Campbell shook his head. “Tomorrow. I always hope to find out what’s going to happen tomorrow.” Campbell put on his hat—silk, Mac noticed, not beaver—and moved on.

“That gentleman,” said Hugh Maclean, “has the capital to found a string of forts from here to California. But I don’t think he will.” Hugh’s eyes darkened. “And what do you want from your uncle?”

Mac took a deep breath. “I want to borrow five thousand dollars at two percent and pay it back in furs, on the Company steamboat, next summer.”

Hugh looked at him hard, rose, and put some pieces of silver on the table. “I was afraid of that. Let’s talk about it again this evening, shall we?”

5

Mac had to spend the next afternoon watchdogging Skinhead at Jake’s Tavern. Skinhead was deep into faro, too deep even to tell fantastical stories about life in the mountains, as he’d sworn to do to cadge drinks. He was deep into his cups as well, and Mac joined him out of duty. Mac enjoyed the sense of unreality that a little inebriation gave him—it matched his sense that everything about St. Louis was unreal. St. Louis was a dream. The plains and mountains were life.

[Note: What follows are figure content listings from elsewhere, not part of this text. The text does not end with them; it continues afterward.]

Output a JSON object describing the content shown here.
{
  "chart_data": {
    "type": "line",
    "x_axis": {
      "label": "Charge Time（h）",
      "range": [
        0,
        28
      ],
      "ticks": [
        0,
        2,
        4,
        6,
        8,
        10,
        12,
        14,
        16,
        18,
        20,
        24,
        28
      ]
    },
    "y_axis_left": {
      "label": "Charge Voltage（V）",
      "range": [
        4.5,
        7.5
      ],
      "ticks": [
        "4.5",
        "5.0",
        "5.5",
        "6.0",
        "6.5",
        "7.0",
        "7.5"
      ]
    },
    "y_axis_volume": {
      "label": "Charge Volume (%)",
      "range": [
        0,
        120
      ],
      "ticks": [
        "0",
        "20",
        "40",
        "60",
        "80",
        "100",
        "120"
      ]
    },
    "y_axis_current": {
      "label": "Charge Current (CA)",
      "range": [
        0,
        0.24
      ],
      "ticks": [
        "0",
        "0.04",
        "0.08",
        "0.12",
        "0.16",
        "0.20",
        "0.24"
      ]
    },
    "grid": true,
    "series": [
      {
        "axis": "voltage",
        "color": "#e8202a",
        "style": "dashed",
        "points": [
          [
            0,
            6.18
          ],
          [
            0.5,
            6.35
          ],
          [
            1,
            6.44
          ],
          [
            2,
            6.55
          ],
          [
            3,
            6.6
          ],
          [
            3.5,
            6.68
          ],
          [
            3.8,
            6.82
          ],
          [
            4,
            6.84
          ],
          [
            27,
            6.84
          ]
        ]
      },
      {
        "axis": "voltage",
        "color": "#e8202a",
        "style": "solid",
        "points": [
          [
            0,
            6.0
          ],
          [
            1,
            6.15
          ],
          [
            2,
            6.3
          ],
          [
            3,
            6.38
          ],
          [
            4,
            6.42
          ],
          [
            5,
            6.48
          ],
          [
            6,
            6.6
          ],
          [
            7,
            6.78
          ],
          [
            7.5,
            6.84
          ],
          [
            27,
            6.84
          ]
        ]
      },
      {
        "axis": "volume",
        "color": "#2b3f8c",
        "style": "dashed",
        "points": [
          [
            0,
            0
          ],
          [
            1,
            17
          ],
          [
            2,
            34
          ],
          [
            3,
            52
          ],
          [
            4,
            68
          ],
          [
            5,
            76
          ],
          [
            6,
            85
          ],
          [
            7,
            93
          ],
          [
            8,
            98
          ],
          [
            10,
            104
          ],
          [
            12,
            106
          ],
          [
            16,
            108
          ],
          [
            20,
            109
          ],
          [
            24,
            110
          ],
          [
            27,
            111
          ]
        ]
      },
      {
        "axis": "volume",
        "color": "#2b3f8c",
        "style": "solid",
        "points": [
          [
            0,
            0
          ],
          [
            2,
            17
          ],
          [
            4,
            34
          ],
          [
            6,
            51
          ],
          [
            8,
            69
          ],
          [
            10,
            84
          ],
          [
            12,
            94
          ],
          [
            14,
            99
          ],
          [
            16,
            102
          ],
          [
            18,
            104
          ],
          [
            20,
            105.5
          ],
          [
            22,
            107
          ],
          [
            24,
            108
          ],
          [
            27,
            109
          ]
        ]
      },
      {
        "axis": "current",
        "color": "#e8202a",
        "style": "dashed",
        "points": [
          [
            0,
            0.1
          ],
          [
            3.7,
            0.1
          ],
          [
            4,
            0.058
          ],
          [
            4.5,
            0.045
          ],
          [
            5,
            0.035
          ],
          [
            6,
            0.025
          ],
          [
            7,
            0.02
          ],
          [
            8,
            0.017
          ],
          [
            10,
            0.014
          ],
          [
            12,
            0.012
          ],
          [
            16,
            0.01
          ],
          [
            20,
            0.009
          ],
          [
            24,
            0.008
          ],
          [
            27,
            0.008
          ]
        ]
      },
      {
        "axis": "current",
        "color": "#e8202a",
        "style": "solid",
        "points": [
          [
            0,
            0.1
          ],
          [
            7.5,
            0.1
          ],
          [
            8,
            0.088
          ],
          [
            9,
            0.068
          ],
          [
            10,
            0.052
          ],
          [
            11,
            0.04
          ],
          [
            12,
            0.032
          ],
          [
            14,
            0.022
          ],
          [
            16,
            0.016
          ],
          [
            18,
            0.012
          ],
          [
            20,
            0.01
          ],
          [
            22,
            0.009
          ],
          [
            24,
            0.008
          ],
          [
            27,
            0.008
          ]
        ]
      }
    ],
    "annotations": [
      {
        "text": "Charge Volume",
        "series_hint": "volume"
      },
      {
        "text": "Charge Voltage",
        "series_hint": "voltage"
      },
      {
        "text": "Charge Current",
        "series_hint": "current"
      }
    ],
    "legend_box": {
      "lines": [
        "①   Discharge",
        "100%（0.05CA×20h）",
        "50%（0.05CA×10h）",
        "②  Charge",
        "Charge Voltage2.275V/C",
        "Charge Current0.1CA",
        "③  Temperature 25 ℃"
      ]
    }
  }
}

Skinhead was evidently winning big and losing big, by turns. He’d somehow got more than his steamboat wages for a stake—now he was playing with other people’s money. Mac would cover his tail this afternoon, but he was glad he wouldn’t be partnering this unpredictable old man much longer.

Mac watched the game for a little while, for safety. There was a farmer from across the river, half-drunk, losing and not giving a damn. He looked as if he’d slept in his clothes for a week. There was a self-conscious, fastidious sort who might be a schoolmaster. He was playing the role of sober citizen, but his eyes gleamed tellingly. The banker was a pleasant, open-faced blond youngster, entirely sober, and less sporting than he acted.

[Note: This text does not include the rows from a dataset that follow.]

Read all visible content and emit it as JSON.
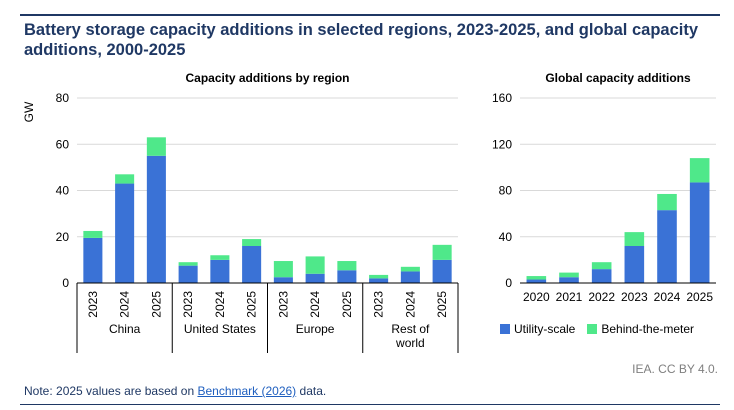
{
  "title": "Battery storage capacity additions in selected regions, 2023-2025, and global capacity additions, 2000-2025",
  "note": {
    "prefix": "Note: 2025 values are based on ",
    "link": "Benchmark (2026)",
    "suffix": " data."
  },
  "credit": "IEA. CC BY 4.0.",
  "legend": {
    "utility": "Utility-scale",
    "btm": "Behind-the-meter"
  },
  "colors": {
    "utility": "#3a72d6",
    "btm": "#4fe88a",
    "grid": "#d9d9d9",
    "axis": "#000000"
  },
  "chart_data": [
    {
      "type": "bar",
      "stacked": true,
      "title": "Capacity additions by region",
      "ylabel": "GW",
      "ylim": [
        0,
        80
      ],
      "yticks": [
        0,
        20,
        40,
        60,
        80
      ],
      "groups": [
        {
          "name": "China",
          "categories": [
            "2023",
            "2024",
            "2025"
          ]
        },
        {
          "name": "United States",
          "categories": [
            "2023",
            "2024",
            "2025"
          ]
        },
        {
          "name": "Europe",
          "categories": [
            "2023",
            "2024",
            "2025"
          ]
        },
        {
          "name": "Rest of world",
          "categories": [
            "2023",
            "2024",
            "2025"
          ]
        }
      ],
      "series": [
        {
          "name": "Utility-scale",
          "values": [
            19.5,
            43,
            55,
            7.5,
            10,
            16,
            2.5,
            4,
            5.5,
            2,
            5,
            10
          ]
        },
        {
          "name": "Behind-the-meter",
          "values": [
            3,
            4,
            8,
            1.5,
            2,
            3,
            7,
            7.5,
            4,
            1.5,
            2,
            6.5
          ]
        }
      ],
      "grid": true
    },
    {
      "type": "bar",
      "stacked": true,
      "title": "Global capacity additions",
      "ylim": [
        0,
        160
      ],
      "yticks": [
        0,
        40,
        80,
        120,
        160
      ],
      "categories": [
        "2020",
        "2021",
        "2022",
        "2023",
        "2024",
        "2025"
      ],
      "series": [
        {
          "name": "Utility-scale",
          "values": [
            3,
            5,
            12,
            32,
            63,
            87
          ]
        },
        {
          "name": "Behind-the-meter",
          "values": [
            3,
            4,
            6,
            12,
            14,
            21
          ]
        }
      ],
      "grid": true,
      "legend": "bottom"
    }
  ]
}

Faro was a simple game. Mac had never seen it played before because it wasn’t a mountain game. The players chose any card they liked and named it to win or lose. The banker turned the cards over by twos, into a winner pile and a loser pile. If you named the six of clubs to win, and it turned up in the winner pile, the banker paid. If it appeared in the loser pile, he took. Clearly a fifty-fifty game if the dealer was square.

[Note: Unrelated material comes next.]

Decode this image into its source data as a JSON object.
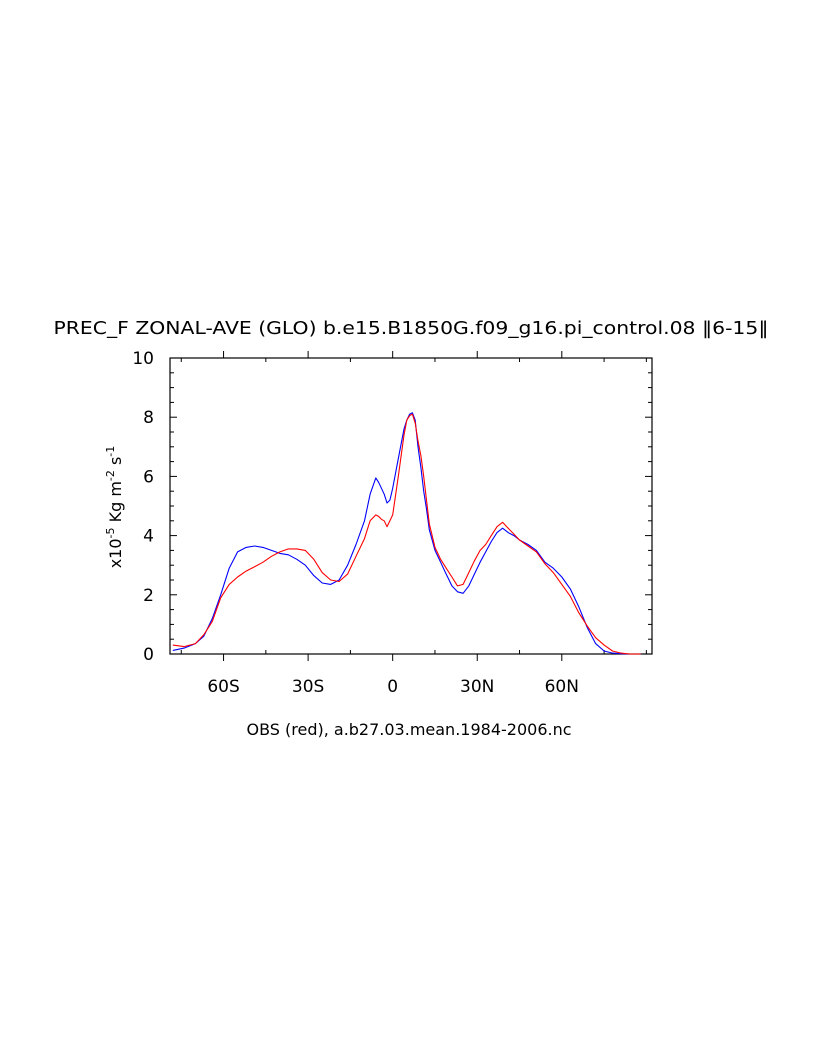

The open-faced youngster was cheating. He was what they called a palmer, or hold-out man. Amazing how easy it was to spot when you looked. Skinhead had taught Mac how.

Skinhead was doing his I’m-a-beast, I’m-a-wild-mountain-man act. Mac couldn’t tell how much of it was genuine. Skinhead liked to act drunker than he was, but this time he really was drinking. Still, he must know the kid was palming. If Skinhead named the jack of diamonds, the kid could palm it and drop it on the wrong pile anytime. Dangerous game.

The kid dropped the schoolmaster’s queen of spades on the loser pile.

Mac wandered in and out of the game, talking to people, cultivating the owner and bartender, Jake, catching up with the news. All the talk concerned westward expansion. Men said maybe a thousand people set out from Missouri last spring, headed mostly for Oregon, some for California. A thousand! Mac could hardly credit it. The city was booming because of the emigrants, said Jake. The bartender was glad to talk, but his eyes constantly roamed the room, keeping him aware of the goings-on. Mac wondered if he knew about the hold-out man.

The hot issues, according to Jake, were western: Annex Texas! Kick the British out of Oregon! And gossip about the Indian trade was on every man’s lips. Mac picked up more bits of news in St. Louis than out in the western country itself.

The most remarkable news was that Bridger had built another trading post, this time on Blacks Fork, and not to trade with the trappers or Indians—to trade with travelers. Good country, a week or more east of the Salt Lake, right on the main road to Oregon. Meant to take care of the emigrators, Old Gabe did, those thousand.

Think of it—Gabe Bridger gone to minding a store. A child of nature, Skinhead liked to say. And not yet forty years old.

All those Americans bound for Oregon. Too much to absorb right away. A thousand people buying supplies in St. Louis. No wonder Uncle Hugh was prosperous.

Mac’s first clue was Skinhead’s insinuating voice. It sounded jovial, but Mac knew better. He was going to the outhouse, Skinhead said too casually. Something was up.